Après l’entretien, en raccompagnant en voiture le journaliste à l’aéroport, Carroll Shelby ajouta : « Je vais aller dans la petite ville je suis né, au Texas, à Leesburg. Ils ont un excellent collège technique. Je vais y fonder une école Carroll Shelby pour ingénieurs-mécaniciens. Je vais mettre cela en place, et il y aura une bourse d’études qui portera le nom de Ken Miles. Il faut que je fasse quelque chose pour lui. »  Et il répéta deux fois : « je ne veux pas qu’on l’oublie. Je ne veux pas qu’on l’oublie (11). »

Notes

(1) A titre d’exemple, Graham Hill, deux fois champion du monde, vainqueur de nombreux Grand Prix, victorieux à Indianapolis, n’eut de cesse d’ajouter les 24 Heures du Mans à son palmarès. Il y parvint finalement en 1972, avec Matra. Son coéquipier Henry Pescarolo témoigna qu’il avait été surpris par la motivation et la détermination de Graham Hill pour remporter cette épreuve.
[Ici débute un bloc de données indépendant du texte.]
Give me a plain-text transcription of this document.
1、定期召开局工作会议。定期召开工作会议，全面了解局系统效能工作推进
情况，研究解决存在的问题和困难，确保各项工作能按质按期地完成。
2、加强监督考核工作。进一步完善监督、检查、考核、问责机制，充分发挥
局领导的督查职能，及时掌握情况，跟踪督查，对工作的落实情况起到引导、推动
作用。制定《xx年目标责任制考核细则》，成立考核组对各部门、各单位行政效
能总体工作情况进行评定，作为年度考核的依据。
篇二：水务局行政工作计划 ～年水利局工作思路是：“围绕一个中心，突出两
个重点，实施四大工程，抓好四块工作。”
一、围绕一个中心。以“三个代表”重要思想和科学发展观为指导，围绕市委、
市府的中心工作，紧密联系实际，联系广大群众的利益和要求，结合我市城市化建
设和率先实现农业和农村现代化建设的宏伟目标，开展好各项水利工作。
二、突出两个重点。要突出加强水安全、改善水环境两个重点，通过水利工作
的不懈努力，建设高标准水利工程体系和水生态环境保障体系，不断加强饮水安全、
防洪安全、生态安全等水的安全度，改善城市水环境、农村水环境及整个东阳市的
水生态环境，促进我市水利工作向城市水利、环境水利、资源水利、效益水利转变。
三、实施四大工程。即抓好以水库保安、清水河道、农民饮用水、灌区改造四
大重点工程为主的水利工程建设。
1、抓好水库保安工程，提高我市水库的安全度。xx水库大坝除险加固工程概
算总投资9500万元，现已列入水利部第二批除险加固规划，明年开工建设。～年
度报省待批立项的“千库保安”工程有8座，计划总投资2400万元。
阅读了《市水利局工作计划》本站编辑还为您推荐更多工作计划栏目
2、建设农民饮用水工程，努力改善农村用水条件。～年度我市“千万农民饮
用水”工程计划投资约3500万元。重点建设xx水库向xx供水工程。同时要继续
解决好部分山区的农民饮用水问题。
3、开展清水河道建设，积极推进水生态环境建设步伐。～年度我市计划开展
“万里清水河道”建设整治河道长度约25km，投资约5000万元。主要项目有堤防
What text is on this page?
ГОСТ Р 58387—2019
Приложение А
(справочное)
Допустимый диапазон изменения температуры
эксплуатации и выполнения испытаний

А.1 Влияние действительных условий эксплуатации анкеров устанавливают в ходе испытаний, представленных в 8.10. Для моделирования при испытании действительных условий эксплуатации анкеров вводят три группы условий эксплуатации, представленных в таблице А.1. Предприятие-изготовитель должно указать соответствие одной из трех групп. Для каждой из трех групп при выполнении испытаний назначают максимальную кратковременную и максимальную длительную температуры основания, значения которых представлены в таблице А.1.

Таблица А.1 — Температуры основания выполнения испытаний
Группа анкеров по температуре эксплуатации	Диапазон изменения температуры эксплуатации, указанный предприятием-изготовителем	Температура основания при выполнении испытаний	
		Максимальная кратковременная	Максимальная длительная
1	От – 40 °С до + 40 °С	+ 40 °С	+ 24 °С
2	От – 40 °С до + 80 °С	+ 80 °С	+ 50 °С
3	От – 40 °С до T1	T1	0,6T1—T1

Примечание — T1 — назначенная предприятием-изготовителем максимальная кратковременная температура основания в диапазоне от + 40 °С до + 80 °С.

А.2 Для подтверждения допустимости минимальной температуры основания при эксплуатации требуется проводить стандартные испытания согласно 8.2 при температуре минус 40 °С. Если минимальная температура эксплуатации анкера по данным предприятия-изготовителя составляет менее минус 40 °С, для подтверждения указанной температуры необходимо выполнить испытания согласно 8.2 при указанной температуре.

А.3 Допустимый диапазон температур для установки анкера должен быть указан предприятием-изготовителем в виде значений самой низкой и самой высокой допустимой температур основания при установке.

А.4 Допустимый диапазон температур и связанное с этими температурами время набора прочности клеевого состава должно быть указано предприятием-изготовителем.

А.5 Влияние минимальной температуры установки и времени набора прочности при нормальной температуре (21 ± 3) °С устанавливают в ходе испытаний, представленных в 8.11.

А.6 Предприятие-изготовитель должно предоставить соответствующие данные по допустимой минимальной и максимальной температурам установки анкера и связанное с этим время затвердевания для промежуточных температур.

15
(2) A. J. Baime, Go like Hell: Ford, Ferrari, and their battle for speed and glory at Le Mans, First Mariner Books, Houghton Mifflin Harcourt, Boston-New York, 2010, page 244.

(3) A. J. Baime, op.cit., page 245.

(4) Preston Lerner, Ford GT: How Ford Silenced the Critics, Humbled Ferrari and Conquered Le Mans, Motorbooks International, 2015, page 159.

(5) Preston Lerner, op. cit., page 162.

(6) A J Baime, op.cit., page 249.

(7) A J Baime, op.cit., page 249. L’auteur a-t-il bien retranscrit les propos de Donald Frey, qui ne manquent pas d’étonner ? Entre dire there is no evidence that it was mechanical et dire there is evidence that it was not mechanical, il y a plus qu’une nuance.

(8) Preston Lerner, op.cit., page 159.

(9) Source: blog.hemmings.com: The vilification of Leo Beebe: Ford’s mission to win Le Mans in 1966. 17 mai 2016.

(10) A J Baime op.cit., page 255. « Un tour et demi d’avance », dit Carroll Shelby, alors que nous avons dit précédemment (3ème partie) qu’il y avait moins d’un tour d’écart. En fait, cet écart fluctuait en fonction des arrêts aux stands des voitures pour le ravitaillement, et il arrivait à Miles et Hulme d’avoir plus d’un tour d’avance.

(11) Je n’ai pas pu vérifier qu’une telle école existait à Leesburg. Mais au sein du Northeast Texas Community College, il existe un Carroll Shelby Automotive Technology Program qui a été créé suite à une donation de 500000 US$ effectuée par Carroll Shelby. Ces fonds ont été utilisés pour l’essentiel pour financer des bourses d’études.